GenZ must embody foresight principles to save our future
It’s time for us Gen Z to take ownership of our collective future. We can claim our preferred futures by practicing foresight.
Sustainable foresight is a diversity and inclusion practice of collaborative sense-making — watching society’s ripples collide and change and strategizing a response. PC: Jordan McDonald via Unsplash
A nervous 19 year-old sat at a round table in a conference ballroom with dozens of industry professionals. There were name tags, tables of snacks, and plenty of jokes that went over her head. She aligned her notebook and pen with her place-setting, and mentally reminded herself to sit straight. This workshop was the Big Leagues, but she was just a Little Girl. Even though her mom was presenting, despite having heard about the subject matter around the house, the girl had zero idea what’s going on.
That was until she read this slide.
PC: The Futures School dba TFSX
How we think about the future directly impacts the decisions we make today.
I was the self-deprecating teen whose future opened up when that slide flashed on the screen. My training that day as a young adult and the work with The Futures School that followed became the pillars of my career in sustainability. It all surrounded this core idea —whether we’re optimistic or pessimistic, whether we claim our agency or surrender into helplessness, our perceptions about the future subconsciously drive our actions. When it comes to the future, you become what you think.
The Universal Red Car.
The future is created, whether or not we consciously direct it. Everyone has their own future— parents, politicians, celebrities… all of us create our future through decisions.
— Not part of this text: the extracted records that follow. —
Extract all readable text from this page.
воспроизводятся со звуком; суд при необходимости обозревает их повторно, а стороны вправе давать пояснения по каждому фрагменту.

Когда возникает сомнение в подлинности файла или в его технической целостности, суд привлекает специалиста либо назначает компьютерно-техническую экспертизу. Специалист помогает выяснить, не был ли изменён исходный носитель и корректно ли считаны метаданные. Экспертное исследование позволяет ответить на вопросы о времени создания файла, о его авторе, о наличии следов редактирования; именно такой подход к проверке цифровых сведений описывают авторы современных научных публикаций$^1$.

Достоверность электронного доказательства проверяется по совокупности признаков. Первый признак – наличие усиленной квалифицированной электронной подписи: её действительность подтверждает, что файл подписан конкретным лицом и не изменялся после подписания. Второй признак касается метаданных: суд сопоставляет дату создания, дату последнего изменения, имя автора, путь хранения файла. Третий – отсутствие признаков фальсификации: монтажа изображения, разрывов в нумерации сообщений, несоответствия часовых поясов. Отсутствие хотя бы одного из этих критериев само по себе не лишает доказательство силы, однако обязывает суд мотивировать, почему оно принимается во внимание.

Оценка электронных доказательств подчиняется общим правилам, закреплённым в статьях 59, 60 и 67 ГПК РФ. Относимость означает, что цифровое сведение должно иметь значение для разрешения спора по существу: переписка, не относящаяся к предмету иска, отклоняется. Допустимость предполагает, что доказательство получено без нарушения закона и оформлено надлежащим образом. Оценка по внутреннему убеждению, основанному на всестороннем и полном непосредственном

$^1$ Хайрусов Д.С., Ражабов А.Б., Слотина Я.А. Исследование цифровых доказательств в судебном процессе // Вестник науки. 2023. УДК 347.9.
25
In addition, there are multiple possible, preferred, provocative futures (plural) ahead of us. Similar to the metaverse, there are infinite realities that lie in our collective path. It is in our capacity to have empathy for our future selves and use those insights to walk towards preferred futures.
Humans’ creative capacity for the future, and the multitude of futures that lie ahead, together are futures thinking principles 101. Education around these concepts is known as futures literacy. I’m writing this in hopes that futures literacy becomes the driving force of our generation.
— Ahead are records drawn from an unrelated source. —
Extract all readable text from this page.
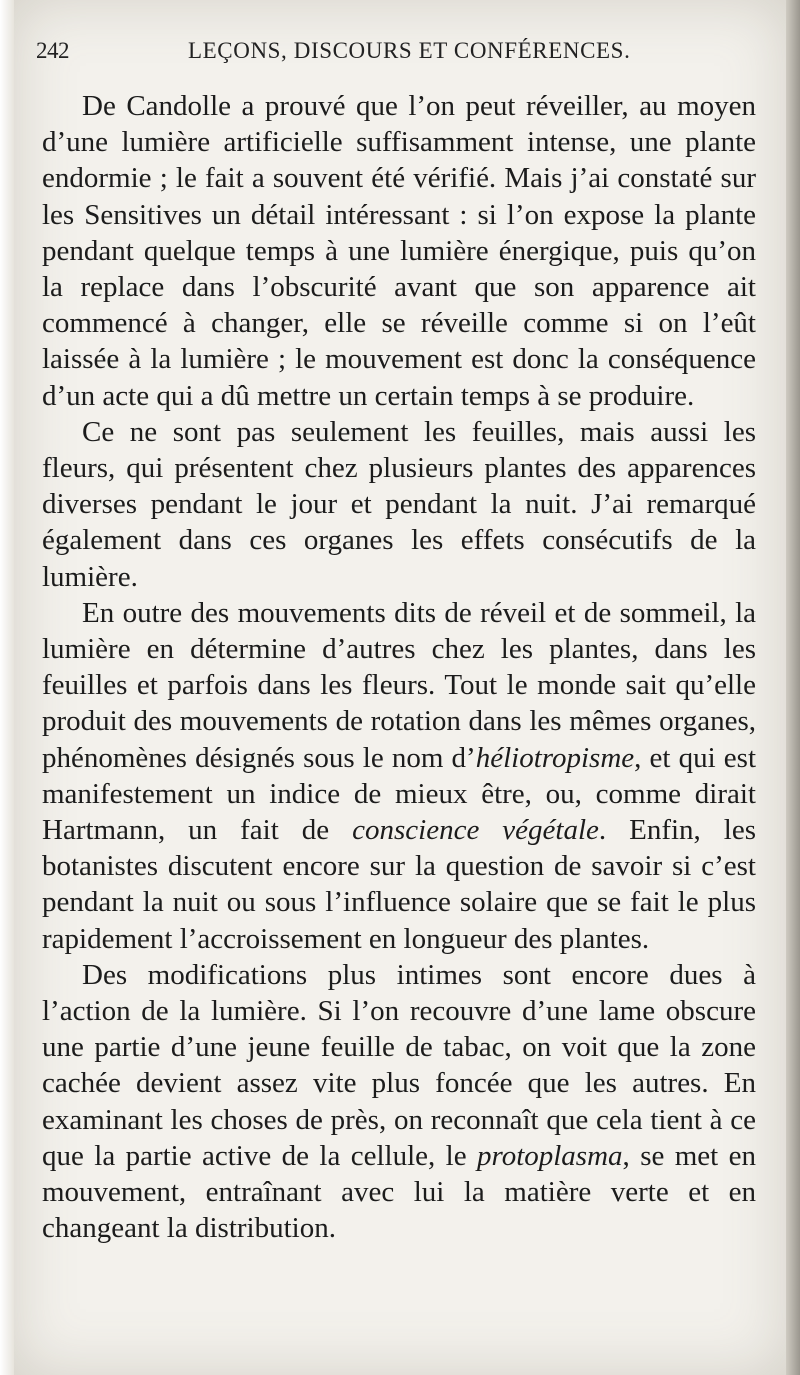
242	LEÇONS, DISCOURS ET CONFÉRENCES.

De Candolle a prouvé que l’on peut réveiller, au moyen d’une lumière artificielle suffisamment intense, une plante endormie ; le fait a souvent été vérifié. Mais j’ai constaté sur les Sensitives un détail intéressant : si l’on expose la plante pendant quelque temps à une lumière énergique, puis qu’on la replace dans l’obscurité avant que son apparence ait commencé à changer, elle se réveille comme si on l’eût laissée à la lumière ; le mouvement est donc la conséquence d’un acte qui a dû mettre un certain temps à se produire.

Ce ne sont pas seulement les feuilles, mais aussi les fleurs, qui présentent chez plusieurs plantes des apparences diverses pendant le jour et pendant la nuit. J’ai remarqué également dans ces organes les effets consécutifs de la lumière.

En outre des mouvements dits de réveil et de sommeil, la lumière en détermine d’autres chez les plantes, dans les feuilles et parfois dans les fleurs. Tout le monde sait qu’elle produit des mouvements de rotation dans les mêmes organes, phénomènes désignés sous le nom d’héliotropisme, et qui est manifestement un indice de mieux être, ou, comme dirait Hartmann, un fait de conscience végétale. Enfin, les botanistes discutent encore sur la question de savoir si c’est pendant la nuit ou sous l’influence solaire que se fait le plus rapidement l’accroissement en longueur des plantes.

Des modifications plus intimes sont encore dues à l’action de la lumière. Si l’on recouvre d’une lame obscure une partie d’une jeune feuille de tabac, on voit que la zone cachée devient assez vite plus foncée que les autres. En examinant les choses de près, on reconnaît que cela tient à ce que la partie active de la cellule, le protoplasma, se met en mouvement, entraînant avec lui la matière verte et en changeant la distribution.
Together Fred Polak’s Image of the Future + Joseph Voros’ Cone of Possibilities provide a conceptual outline for futures literacy.
You might be thinking, “okay, but so what, Ash? We can’t just be optimistic and then the future will be better, or else we’d already have done that”.
Yes, cynicism is warranted and totally understandable. We are in a hot mess cluster f*ck (speaking as a privileged, yet scared American). A large part of why we’re in this hot mess is precisely because we have not leaned into our collective ability to practice foresight, empathy, and sustainability. We have allowed our unchecked biases to release technological genies from their bottles, oligarchical Pandora’s boxes to be unleashed, and colonialist narratives to be whitewashed.
This is the part where I come in with some “wokeness” to dilineate something not quite well-outlined in the foresight and futures communities— foresight practiced without decolonization, well-being, and ecological rewilding embedded into preferred futures is a sorry excuse to perpetuate exploitation for the sake of profit. I’ll say it louder for the people in the back. If you’re only doing foresight to make more money in the future, you’re doing it wrong. If your priority for foresight is convenience over unlearning, you’re missing the point.
Sustainable foresight is not always economically sustainable. Your economics are based on yesterday’s projections and therefore are rooted in the past. To truly break-free into futures unknown, we have to do what everyone thinks is impossible and move past capitalism.
Founder Ash Bowers speaking at Soularly’s Launch Party about the need to mobilize our communities to start acting on our preferred futures.
At Soularly’s launch party, I asked guests to conduct a three-part “Where do you stand” ice-breaker to illustrate how foresight can be illuminating even in a casual setting. The first sketch pad asked folks “where they stand” on a quadrant grid: do they feel they have more / less agency with the future; do they feel optimistic / pessimistic about the future. Next they took time exploring the Quantum Consciousness Pattern Mural. The final flip chart prompted reflection on their original response to decide if they’d change it or if their response is the same after viewing the pattern.
The magic of foresight is not in its output, it’s in its process — the conversations I had that night where I hit “publish” on this website were astounding. I love my friends and we always get deep in our discussions, mostly because I’m not someone who dabbles in small talk. But it was on this evening that the true power of foresight revealed itself to me. We won’t create a better future if we don’t even talk about what it is we want to see. What are the problems keeping us up at night? What do we want for our kids and grandkids?
I’m not willing to allow unfettered capitalism to continue raining on my daily parade. Quite the opposite, I’m willing— using my human gifts will-power and creativity— to decide to create a better future.
Soularly is about facilitating connection. There are hundreds if not thousands of groups and organizations who are fighting the Good Fight, several are likely headquartered in your locality. There’s community gardens, wellness collectives, and non-profits of all kinds. If you know of such organizations, share them at our next Town Hall.
The first step to create a more sustainable reality for all, is to imagine one.